Car, c'est quand même la première leçon. La stratégie mise en place par le gouvernement français est la plus couteuse en vies humaines de tous les pays de la planète, si on regarde le ratio entre le nombre de morts et le nombre de cas avérés de la maladie. Et ce sinistre résultat, alors qu'une meilleure solution existait, qu'elle a été mise au point dans une institution publique prestigieuse qui a servi d'inspiration à un certain nombre de pays et de médecins dans le monde qui s'en trouvent bien.

Il ne faut pas chercher plus loin, l'acharnement à dénoncer puis à interdire l'usage de l'Hydroxychloroquine, comme médicament dangereux. Affirmation tellement invraisemblable qu'il a fallu s'appuyer sur une escroquerie publiée par The Lancet en interrompant la poursuite de toutes les autres études. L'autre caractéristique de cette mauvaise campagne de propagande, c'est de s'être centrée contre la personne du Pr Raoult alors que ce qui nous importe c'est le traitement. Un vieux truc stalinien.

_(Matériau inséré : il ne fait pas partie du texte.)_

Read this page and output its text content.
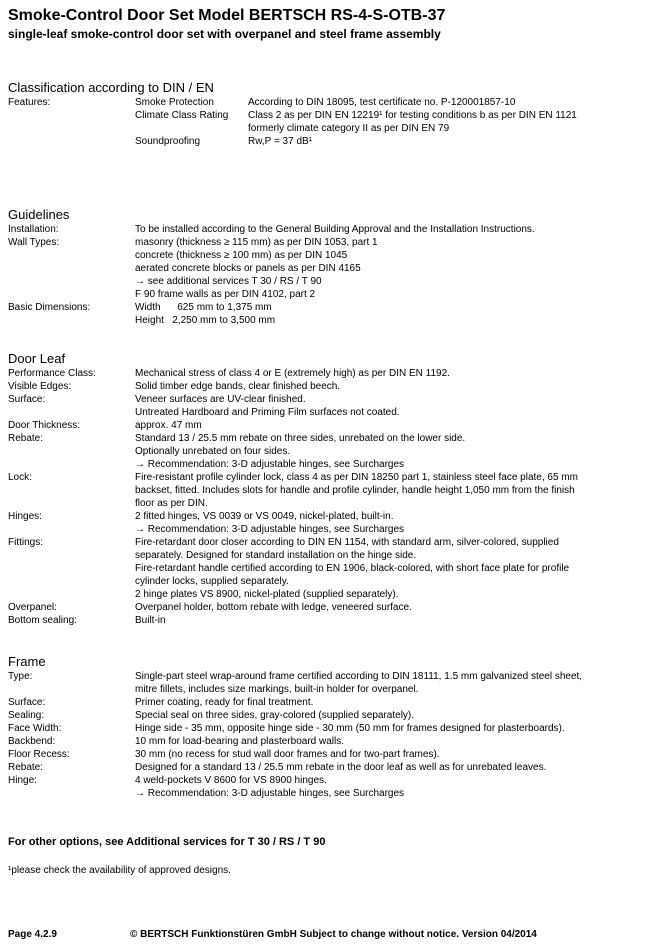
Smoke-Control Door Set Model BERTSCH RS-4-S-OTB-37
single-leaf smoke-control door set with overpanel and steel frame assembly
Classification according to DIN / EN
Features:	Smoke Protection	According to DIN 18095, test certificate no. P-120001857-10
Climate Class Rating	Class 2 as per DIN EN 12219¹ for testing conditions b as per DIN EN 1121
formerly climate category II as per DIN EN 79
Soundproofing	Rw,P = 37 dB¹
Guidelines
Installation:	To be installed according to the General Building Approval and the Installation Instructions.
Wall Types:	masonry (thickness ≥ 115 mm) as per DIN 1053, part 1
concrete (thickness ≥ 100 mm) as per DIN 1045
aerated concrete blocks or panels as per DIN 4165
→ see additional services T 30 / RS / T 90
F 90 frame walls as per DIN 4102, part 2
Basic Dimensions:	Width      625 mm to 1,375 mm
Height   2,250 mm to 3,500 mm
Door Leaf
Performance Class:	Mechanical stress of class 4 or E (extremely high) as per DIN EN 1192.
Visible Edges:	Solid timber edge bands, clear finished beech.
Surface:	Veneer surfaces are UV-clear finished.
Untreated Hardboard and Priming Film surfaces not coated.
Door Thickness:	approx. 47 mm
Rebate:	Standard 13 / 25.5 mm rebate on three sides, unrebated on the lower side.
Optionally unrebated on four sides.
→ Recommendation: 3-D adjustable hinges, see Surcharges
Lock:	Fire-resistant profile cylinder lock, class 4 as per DIN 18250 part 1, stainless steel face plate, 65 mm
backset, fitted. Includes slots for handle and profile cylinder, handle height 1,050 mm from the finish
floor as per DIN.
Hinges:	2 fitted hinges, VS 0039 or VS 0049, nickel-plated, built-in.
→ Recommendation: 3-D adjustable hinges, see Surcharges
Fittings:	Fire-retardant door closer according to DIN EN 1154, with standard arm, silver-colored, supplied
separately. Designed for standard installation on the hinge side.
Fire-retardant handle certified according to EN 1906, black-colored, with short face plate for profile
cylinder locks, supplied separately.
2 hinge plates VS 8900, nickel-plated (supplied separately).
Overpanel:	Overpanel holder, bottom rebate with ledge, veneered surface.
Bottom sealing:	Built-in
Frame
Type:	Single-part steel wrap-around frame certified according to DIN 18111, 1.5 mm galvanized steel sheet,
mitre fillets, includes size markings, built-in holder for overpanel.
Surface:	Primer coating, ready for final treatment.
Sealing:	Special seal on three sides, gray-colored (supplied separately).
Face Width:	Hinge side - 35 mm, opposite hinge side - 30 mm (50 mm for frames designed for plasterboards).
Backbend:	10 mm for load-bearing and plasterboard walls.
Floor Recess:	30 mm (no recess for stud wall door frames and for two-part frames).
Rebate:	Designed for a standard 13 / 25.5 mm rebate in the door leaf as well as for unrebated leaves.
Hinge:	4 weld-pockets V 8600 for VS 8900 hinges.
→ Recommendation: 3-D adjustable hinges, see Surcharges
For other options, see Additional services for T 30 / RS / T 90
¹please check the availability of approved designs.
Page 4.2.9	© BERTSCH Funktionstüren GmbH Subject to change without notice. Version 04/2014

Centré le débat sur une attaque personnelle permet d'éviter le débat sur le sujet qui fâche, à savoir la stratégie face à la covid 19.

Que cette opération de propagande grossière ait été menée au nom de la science, en est le premier paradoxe. La méthode expérimentale voudrait que l'on commence à examiner les résultats pratiques du travail de l'IHU Méditerranée à Marseille. Mais les accusateurs par un tour qui ne doit rien au débat scientifique mais tout aux méthodes d'un procureur, somment les médecins marseillais de prouver "scientifiquement" que c'est bien eux qui ont guéri les malades. On ne peut pas les accuser sérieusement d'avoir tué leurs patients avec l'hydroxychloroquine, vu le faible nombre de décès. On les accuse donc d'avoir choisi des malades en bonne santé et fort capables de guérir tout seul!

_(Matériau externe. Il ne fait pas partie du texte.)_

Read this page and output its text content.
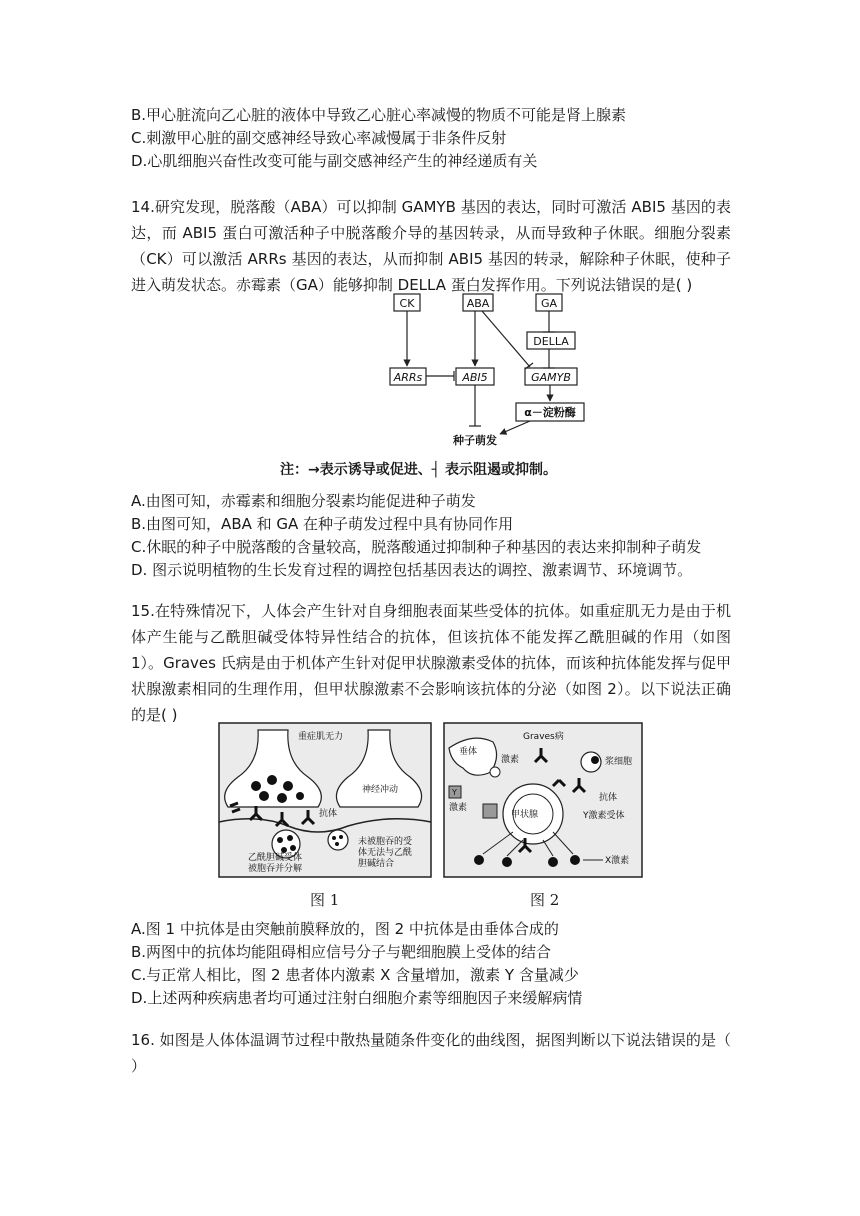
B.甲心脏流向乙心脏的液体中导致乙心脏心率减慢的物质不可能是肾上腺素
C.刺激甲心脏的副交感神经导致心率减慢属于非条件反射
D.心肌细胞兴奋性改变可能与副交感神经产生的神经递质有关
14.研究发现，脱落酸（ABA）可以抑制 GAMYB 基因的表达，同时可激活 ABI5 基因的表达，而 ABI5 蛋白可激活种子中脱落酸介导的基因转录，从而导致种子休眠。细胞分裂素（CK）可以激活 ARRs 基因的表达，从而抑制 ABI5 基因的转录，解除种子休眠，使种子进入萌发状态。赤霉素（GA）能够抑制 DELLA 蛋白发挥作用。下列说法错误的是( )
CK	ABA	GA
DELLA
ARRs	ABI5	GAMYB
α－淀粉酶
种子萌发
注：→表示诱导或促进、┤ 表示阻遏或抑制。
A.由图可知，赤霉素和细胞分裂素均能促进种子萌发
B.由图可知，ABA 和 GA 在种子萌发过程中具有协同作用
C.休眠的种子中脱落酸的含量较高，脱落酸通过抑制种子种基因的表达来抑制种子萌发
D. 图示说明植物的生长发育过程的调控包括基因表达的调控、激素调节、环境调节。
15.在特殊情况下，人体会产生针对自身细胞表面某些受体的抗体。如重症肌无力是由于机体产生能与乙酰胆碱受体特异性结合的抗体，但该抗体不能发挥乙酰胆碱的作用（如图 1）。Graves 氏病是由于机体产生针对促甲状腺激素受体的抗体，而该种抗体能发挥与促甲状腺激素相同的生理作用，但甲状腺激素不会影响该抗体的分泌（如图 2）。以下说法正确的是( )
神经冲动
重症肌无力
抗体
乙酰胆碱受体
被胞吞并分解
未被胞吞的受
体无法与乙酰
胆碱结合
图 1
Graves病
垂体
激素
Y
激素
浆细胞
抗体
甲状腺	Y激素受体
X激素
图 2
A.图 1 中抗体是由突触前膜释放的，图 2 中抗体是由垂体合成的
B.两图中的抗体均能阻碍相应信号分子与靶细胞膜上受体的结合
C.与正常人相比，图 2 患者体内激素 X 含量增加，激素 Y 含量减少
D.上述两种疾病患者均可通过注射白细胞介素等细胞因子来缓解病情
16. 如图是人体体温调节过程中散热量随条件变化的曲线图，据图判断以下说法错误的是（ ）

Le deuxième paradoxe, c'est la facilité avec laquelle les media se sont embarqués dans cette opération de propagande. L'absence de culture scientifique de la plupart des journalistes ne suffit pas à tout expliquer. Le conformisme moutonnier du milieu, la paresse intellectuelle, la peur de se dresser contre le pouvoir médical ont grandement contribué à grossir le flot de "fausses nouvelles" venu renforcé le discours officiel. Le problème étant que grâce à internet, énormément de documents scientifiques sont immédiatement accessibles. L'anglais de laboratoire est compréhensible par beaucoup d'internautes et il ne manque pas de spécialistes, de statisticien.ne.s,  de mathématicien.ne.s, de médecins, de biologistes, chimistes, physicien.ne.s, sociologues, théoricien.ne.s des sciences...qui ont suffisamment d'esprit critique pour informer et alerter les lecteurs. Résultat, une nouvelle perte de crédibilité des media qui va durablement les fragiliser dans la concurrence avec les réseaux sociaux.

Pour que nous sortions meilleurs de cette épreuve selon le voeux du pape François, pour que nous soyons capables collectivement de changer l'avenir, il faut commencer par tirer toutes les leçons de ce que nous venons de vivre.